There was a real person named Earl "Red" Ginter who was part of Abbey's early life and seems to be the inspiration for these characters.

There is no nobility in Jonathan Troy. Having access to his thoughts kills any affection you might be able to muster. He's rude to nearly everyone he meets, especially his father. Once he's had sex with Etheline, he looks at her again with fresh perspective and decides he hates her body. And when given an opportunity to stand up for something noble, Jonathan usually turns and heads in the other direction.

One of the techniques Abbey uses in this book is devote a few chapters to printing notices in the local newspaper. It provides a slice of small-town life and in at least one case, relates to the plot.

==Characters==
- Jonathan Troy – High school senior and 19-year-old who longs to leave this small town behind and get to the desert.
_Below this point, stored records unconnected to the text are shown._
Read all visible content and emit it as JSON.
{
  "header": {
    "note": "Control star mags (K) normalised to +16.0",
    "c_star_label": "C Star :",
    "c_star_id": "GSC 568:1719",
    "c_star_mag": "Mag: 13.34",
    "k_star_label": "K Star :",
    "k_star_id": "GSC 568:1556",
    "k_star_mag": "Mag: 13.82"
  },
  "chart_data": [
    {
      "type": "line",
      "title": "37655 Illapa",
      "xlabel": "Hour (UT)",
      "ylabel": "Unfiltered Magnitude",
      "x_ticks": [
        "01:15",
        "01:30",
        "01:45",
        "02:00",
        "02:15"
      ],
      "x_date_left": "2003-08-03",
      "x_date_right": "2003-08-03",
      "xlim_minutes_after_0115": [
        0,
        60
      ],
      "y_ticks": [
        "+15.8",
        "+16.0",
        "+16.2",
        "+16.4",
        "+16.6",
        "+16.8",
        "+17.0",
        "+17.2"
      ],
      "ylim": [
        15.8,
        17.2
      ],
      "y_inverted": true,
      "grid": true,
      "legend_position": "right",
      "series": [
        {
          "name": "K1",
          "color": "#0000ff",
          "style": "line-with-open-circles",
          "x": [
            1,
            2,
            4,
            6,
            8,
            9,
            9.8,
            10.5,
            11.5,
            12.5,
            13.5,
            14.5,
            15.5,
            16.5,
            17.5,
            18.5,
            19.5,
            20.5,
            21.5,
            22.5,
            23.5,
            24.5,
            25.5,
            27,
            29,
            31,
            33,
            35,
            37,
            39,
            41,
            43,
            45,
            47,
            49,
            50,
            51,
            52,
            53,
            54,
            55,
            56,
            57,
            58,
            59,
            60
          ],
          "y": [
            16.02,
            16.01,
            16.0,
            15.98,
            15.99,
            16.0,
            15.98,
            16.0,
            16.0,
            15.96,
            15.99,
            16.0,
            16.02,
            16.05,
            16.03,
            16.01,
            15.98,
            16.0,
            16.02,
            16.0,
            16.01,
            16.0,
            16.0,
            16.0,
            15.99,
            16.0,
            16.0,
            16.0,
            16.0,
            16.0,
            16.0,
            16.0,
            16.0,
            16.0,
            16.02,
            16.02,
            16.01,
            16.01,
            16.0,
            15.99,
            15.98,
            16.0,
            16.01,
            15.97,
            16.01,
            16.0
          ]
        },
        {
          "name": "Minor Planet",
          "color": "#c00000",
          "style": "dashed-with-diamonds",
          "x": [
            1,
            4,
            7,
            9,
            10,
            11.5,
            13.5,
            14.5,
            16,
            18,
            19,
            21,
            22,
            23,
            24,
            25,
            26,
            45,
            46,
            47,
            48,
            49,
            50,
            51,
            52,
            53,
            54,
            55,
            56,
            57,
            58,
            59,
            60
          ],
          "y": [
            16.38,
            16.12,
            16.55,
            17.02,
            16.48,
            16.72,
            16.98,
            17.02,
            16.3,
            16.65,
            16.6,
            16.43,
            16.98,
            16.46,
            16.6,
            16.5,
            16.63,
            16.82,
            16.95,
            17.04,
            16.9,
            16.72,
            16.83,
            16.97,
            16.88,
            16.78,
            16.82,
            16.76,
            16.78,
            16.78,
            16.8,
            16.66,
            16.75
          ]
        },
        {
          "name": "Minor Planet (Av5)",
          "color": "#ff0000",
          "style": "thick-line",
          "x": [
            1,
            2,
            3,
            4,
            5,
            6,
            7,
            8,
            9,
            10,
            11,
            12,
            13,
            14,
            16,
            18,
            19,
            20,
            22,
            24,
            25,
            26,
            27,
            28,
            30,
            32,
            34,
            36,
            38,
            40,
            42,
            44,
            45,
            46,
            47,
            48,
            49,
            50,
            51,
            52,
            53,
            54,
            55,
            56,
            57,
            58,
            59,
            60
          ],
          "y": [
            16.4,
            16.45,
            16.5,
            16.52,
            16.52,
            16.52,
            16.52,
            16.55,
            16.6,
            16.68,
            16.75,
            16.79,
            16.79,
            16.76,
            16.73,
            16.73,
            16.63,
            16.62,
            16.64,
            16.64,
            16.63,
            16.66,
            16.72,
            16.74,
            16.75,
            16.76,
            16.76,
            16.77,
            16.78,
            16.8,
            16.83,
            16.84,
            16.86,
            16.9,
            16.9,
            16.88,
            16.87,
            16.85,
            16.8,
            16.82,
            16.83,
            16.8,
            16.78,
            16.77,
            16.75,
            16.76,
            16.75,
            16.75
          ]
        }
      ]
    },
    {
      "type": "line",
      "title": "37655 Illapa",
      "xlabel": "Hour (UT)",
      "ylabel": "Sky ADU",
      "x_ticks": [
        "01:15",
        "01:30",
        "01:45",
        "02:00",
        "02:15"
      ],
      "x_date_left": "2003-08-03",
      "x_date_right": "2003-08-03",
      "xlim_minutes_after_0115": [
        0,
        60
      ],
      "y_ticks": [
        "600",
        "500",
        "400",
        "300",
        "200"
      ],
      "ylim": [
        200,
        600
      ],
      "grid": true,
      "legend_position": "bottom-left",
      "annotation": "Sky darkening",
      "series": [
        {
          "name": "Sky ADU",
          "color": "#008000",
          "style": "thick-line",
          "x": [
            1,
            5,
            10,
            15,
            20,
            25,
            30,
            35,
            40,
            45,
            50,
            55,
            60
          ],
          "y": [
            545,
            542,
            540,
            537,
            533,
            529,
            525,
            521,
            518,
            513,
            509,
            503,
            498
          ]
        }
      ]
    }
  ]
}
He's very rude to nearly everyone he meets, especially his father.
- Nathaniel Troy – A union organizer for Industrial Workers of the World and a Communist. He wears a patch over his left eye to hide the empty eye socket. He lives under constant threats to his well-being.
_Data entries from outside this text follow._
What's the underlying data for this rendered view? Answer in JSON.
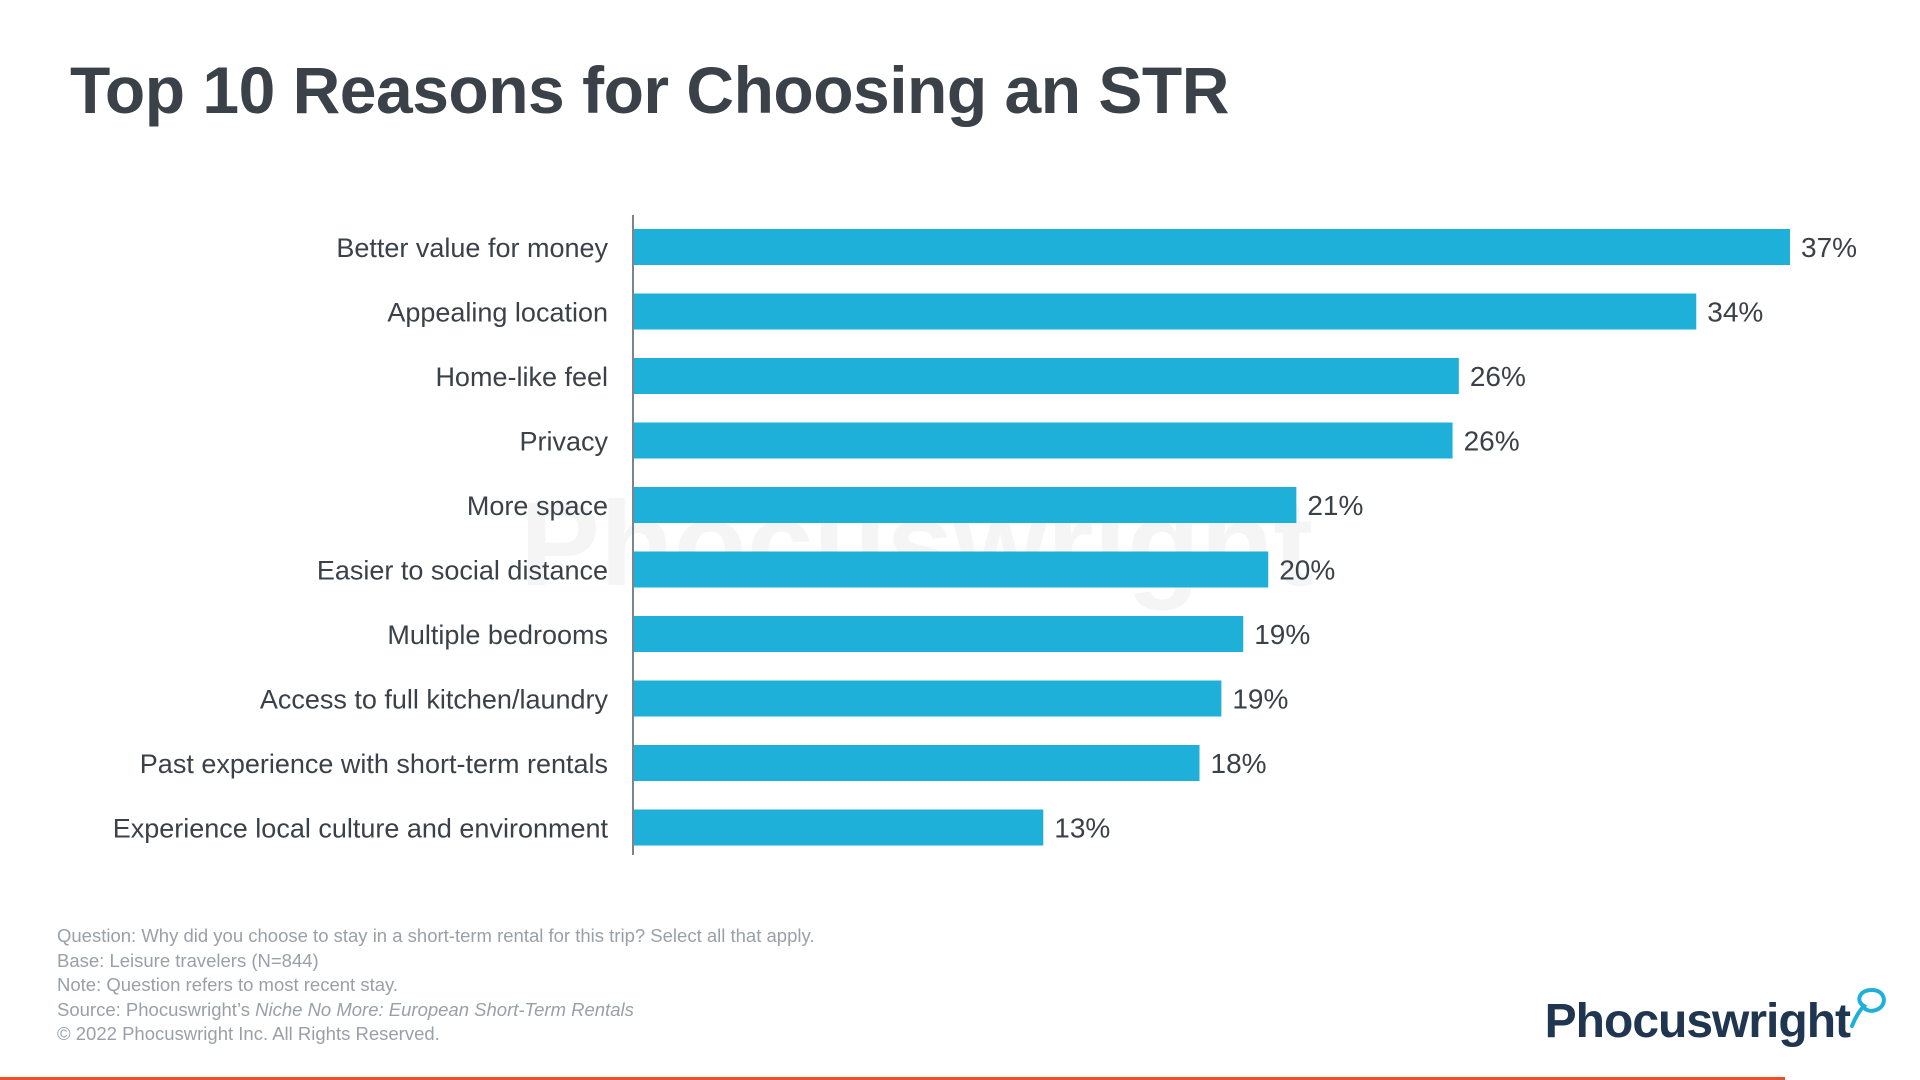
{
  "title": "Top 10 Reasons for Choosing an STR",
  "chart_data": {
    "type": "bar",
    "orientation": "horizontal",
    "title": "Top 10 Reasons for Choosing an STR",
    "categories": [
      "Better value for money",
      "Appealing location",
      "Home-like feel",
      "Privacy",
      "More  space",
      "Easier to social distance",
      "Multiple bedrooms",
      "Access to full kitchen/laundry",
      "Past experience with short-term rentals",
      "Experience local culture and environment"
    ],
    "values": [
      37,
      34,
      26,
      26,
      21,
      20,
      19,
      19,
      18,
      13
    ],
    "value_labels": [
      "37%",
      "34%",
      "26%",
      "26%",
      "21%",
      "20%",
      "19%",
      "19%",
      "18%",
      "13%"
    ],
    "value_scale": [
      37,
      34,
      26.4,
      26.2,
      21.2,
      20.3,
      19.5,
      18.8,
      18.1,
      13.1
    ],
    "xlim": [
      0,
      40
    ],
    "bar_color": "#1fb0d9",
    "grid": false,
    "watermark": "Phocuswright"
  },
  "notes": {
    "question": "Question: Why did you choose to stay in a short-term rental for this trip? Select all that apply.",
    "base": "Base: Leisure travelers (N=844)",
    "note": "Note: Question refers to most recent stay.",
    "source_prefix": "Source: Phocuswright’s ",
    "source_title": "Niche No More: European Short-Term Rentals",
    "copyright": "© 2022 Phocuswright Inc. All Rights Reserved."
  },
  "logo": {
    "text": "Phocuswright",
    "icon": "swirl-icon",
    "color": "#1f3550",
    "accent": "#1fb0d9"
  },
  "accent_bar_color": "#e8502a"
}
- Lafilia "Leafy" Hollister – The new girl in town who Jonathan falls in love with. She's the only woman in the book Jonathan shows any real respect to.
- Etheline Glyson – Jonathan's girlfriend at the start of the story. He's in love with her body but believes she has nothing going on inside her mind.
- Phillip Feathersmith – Jonathan's teacher and director of the school play. He appears to be gay (at least Jonathan thinks so). He is constantly trying to help Jonathan mend his relationship with his father.
- Leibert B. Pitch – Another teacher who is usually hanging around Feathersmith and Jonathan. While Feathersmith usually defends Nathaniel Troy, Pitch is against it. "He doesn't care about anything. And I like him," Jonathan thinks.
- Dominic "Fatgut" Panetelli – A co-conspirator of Jonathan's and a pathological liar. The two of them engage in petty crimes. Fatgut, so named because he's overweight, constantly lies to Jonathan about how great his life is, but when challenged makes up excuses why he can't back up any of his statements.
- Captain Billy T. Greene – Chief of the local Salvation Army Band who tries to warn Nathaniel Troy that his activities will likely get him into trouble. In one scene he debates Nat over the virtues of this world vs. the next world.
- Vincent Stakura – Bartender at the Blue Bell Bar. He has a gimmick with every regular customer he uses whenever he serves them a drink. With Jonathan, he stares at him. With Feathersmith, he pinches him lightly on his nose.
- Harry Friedmann – A college professor and friend of Feathersmith. When Jonathan meets him for the first time, he thinks, "another one," suggesting he's also gay.
- Mary Ann Potter – Waitress, an older woman, at Danny's Diner who flirts with Jonathan whenever he visits.
- The Sergeant – Police sergeant who tries to warn Jonathan to get his father to back down on the union organizing and speaking about socialist causes.
- Pansy Mae Sepparton – A student in Feathersmith's English class.
- Ruth Ellen McAlfee – Another student. She plays Lady Macbeth in the play that Jonathan stars in.
- Red Ginter – A bully who tormented Jonathan when he was young because he was older and bigger and could get away with it. Now that Jonathan is older, he wants revenge on the boy, who is usually working on the family farm.
- Jack Garden – The football player at the school Leafy is dating when Jonathan tracks them down in a car chase so that he can introduce himself to Leafy. They end up in a fight.
- Johnny Woodring; Buddy Henesy and Ralph Stadtmiller – Childhood friends of Jonathan who team up with him in a plot to get their revenge on the bully, Red Ginter.
- Hankerson boys – Two friends of Red Ginter who help him bully the younger kids in the neighborhood.
- Man with the flag – A bully at the Blue Bell Bar who decides he wants all the suspected Communists to show their loyalty to America by kissing the flag.